Segundo o médico infectologista João Prats, do Hospital Beneficência Portuguesa de São Paulo, os relatos de ansiedade nas pessoas infectadas pelo coronavírus são frequentes. “O isolamento gera grande prejuízo na qualidade de vida e o pânico em relação à doença é mais impactante que qualquer ação do organismo”, afirma. A fotógrafa Isadora Aragão, 28 anos, de Natal (RN), sofreu um grande abalo psicológico por causa do coronavírus. Ela sentiu dores abdominais, forte dor de cabeça, tosse seca, febre, diarréia, perda de paladar e de olfato, dificuldade de respirar e cansaço. “Pensava que a doença fosse parecida com uma gripe e não imaginava que fosse ficar tão debilitada”, diz. O temor foi tão grande que Isadora precisou recorrer à ajuda psiquiátrica para enfrentar a ansiedade. “É preciso criar uma estratégia e não se alimentar do medo”, afirma.

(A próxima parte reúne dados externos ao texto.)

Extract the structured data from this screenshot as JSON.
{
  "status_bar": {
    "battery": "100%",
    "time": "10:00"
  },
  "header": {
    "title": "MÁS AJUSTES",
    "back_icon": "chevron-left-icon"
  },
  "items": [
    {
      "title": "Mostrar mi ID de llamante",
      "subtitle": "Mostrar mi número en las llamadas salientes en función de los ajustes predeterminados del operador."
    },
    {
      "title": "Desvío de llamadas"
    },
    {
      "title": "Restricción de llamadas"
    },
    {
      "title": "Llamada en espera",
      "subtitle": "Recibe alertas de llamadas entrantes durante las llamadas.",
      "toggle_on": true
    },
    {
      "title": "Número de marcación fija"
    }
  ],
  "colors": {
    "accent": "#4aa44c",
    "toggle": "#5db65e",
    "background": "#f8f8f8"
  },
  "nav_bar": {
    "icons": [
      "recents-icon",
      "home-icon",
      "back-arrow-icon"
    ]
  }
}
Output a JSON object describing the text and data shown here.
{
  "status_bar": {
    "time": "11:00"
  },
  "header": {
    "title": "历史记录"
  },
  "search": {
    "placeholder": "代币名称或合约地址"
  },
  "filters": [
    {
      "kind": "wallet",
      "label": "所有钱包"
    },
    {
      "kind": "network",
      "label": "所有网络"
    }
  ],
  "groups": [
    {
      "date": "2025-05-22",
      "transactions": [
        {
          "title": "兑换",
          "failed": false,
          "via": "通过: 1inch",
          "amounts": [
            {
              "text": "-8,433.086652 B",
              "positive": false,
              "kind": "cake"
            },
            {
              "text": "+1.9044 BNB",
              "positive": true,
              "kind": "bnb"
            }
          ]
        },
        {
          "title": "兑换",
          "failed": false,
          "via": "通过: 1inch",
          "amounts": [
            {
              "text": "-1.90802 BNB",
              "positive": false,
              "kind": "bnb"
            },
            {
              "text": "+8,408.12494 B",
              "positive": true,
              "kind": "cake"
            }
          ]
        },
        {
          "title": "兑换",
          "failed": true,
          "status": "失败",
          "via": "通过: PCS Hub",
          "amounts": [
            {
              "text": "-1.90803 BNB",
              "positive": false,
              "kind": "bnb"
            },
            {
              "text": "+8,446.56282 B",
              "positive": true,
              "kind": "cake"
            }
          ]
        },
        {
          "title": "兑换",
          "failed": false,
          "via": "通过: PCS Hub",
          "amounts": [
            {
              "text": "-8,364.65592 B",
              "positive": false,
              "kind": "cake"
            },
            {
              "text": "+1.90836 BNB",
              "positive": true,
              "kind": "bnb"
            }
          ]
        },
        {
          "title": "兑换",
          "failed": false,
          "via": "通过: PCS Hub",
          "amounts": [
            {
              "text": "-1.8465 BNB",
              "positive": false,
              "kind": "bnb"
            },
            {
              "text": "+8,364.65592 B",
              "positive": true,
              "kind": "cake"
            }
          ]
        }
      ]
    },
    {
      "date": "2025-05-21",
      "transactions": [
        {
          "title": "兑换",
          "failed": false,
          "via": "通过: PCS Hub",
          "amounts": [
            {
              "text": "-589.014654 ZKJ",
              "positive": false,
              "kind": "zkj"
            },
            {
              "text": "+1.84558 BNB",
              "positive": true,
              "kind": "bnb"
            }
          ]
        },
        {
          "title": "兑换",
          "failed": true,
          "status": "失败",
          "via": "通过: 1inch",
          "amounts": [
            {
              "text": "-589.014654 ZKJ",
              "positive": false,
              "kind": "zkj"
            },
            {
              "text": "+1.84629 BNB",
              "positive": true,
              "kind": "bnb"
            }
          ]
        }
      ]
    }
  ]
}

“Tive que criar um David novo, seguramente mais humilde e sabendo dos limites da vida” David Uip, 67 anos, médico infectologista

Entre as pessoas infectadas o caso mais divulgado, talvez, tenha sido o do médico infectologista David Uip, 67 anos, coordenador do Centro de Contigência do Coronavírus no Estado de São Paulo. A ironia do destino quis que aquele escolhido para ajudar no combate à doença fosse atingido pela mesma. “Foi um sentimento muito angustiante de dormir não sabendo como iria acordar”, diz. O médico ficou em isolamento domiciliar durante 14 dias. Depois foi internado. O sofrimento extremo a que foi submetido o fez repensar a vida “Tive que criar um David novo, seguramente mais humilde e sabendo dos limites da vida”, explica. Como Uip, muita gente, neste momento, está redescobrindo a importância da humildade e tirando alguma lição da doença, que se alastra impiedosa pelo mundo. O medo da morte nos leva necessariamente a pensar na fragilidade da nossa existência. E, diante disso, só resta o entendimento de que vivemos, neste momento, um drama universal.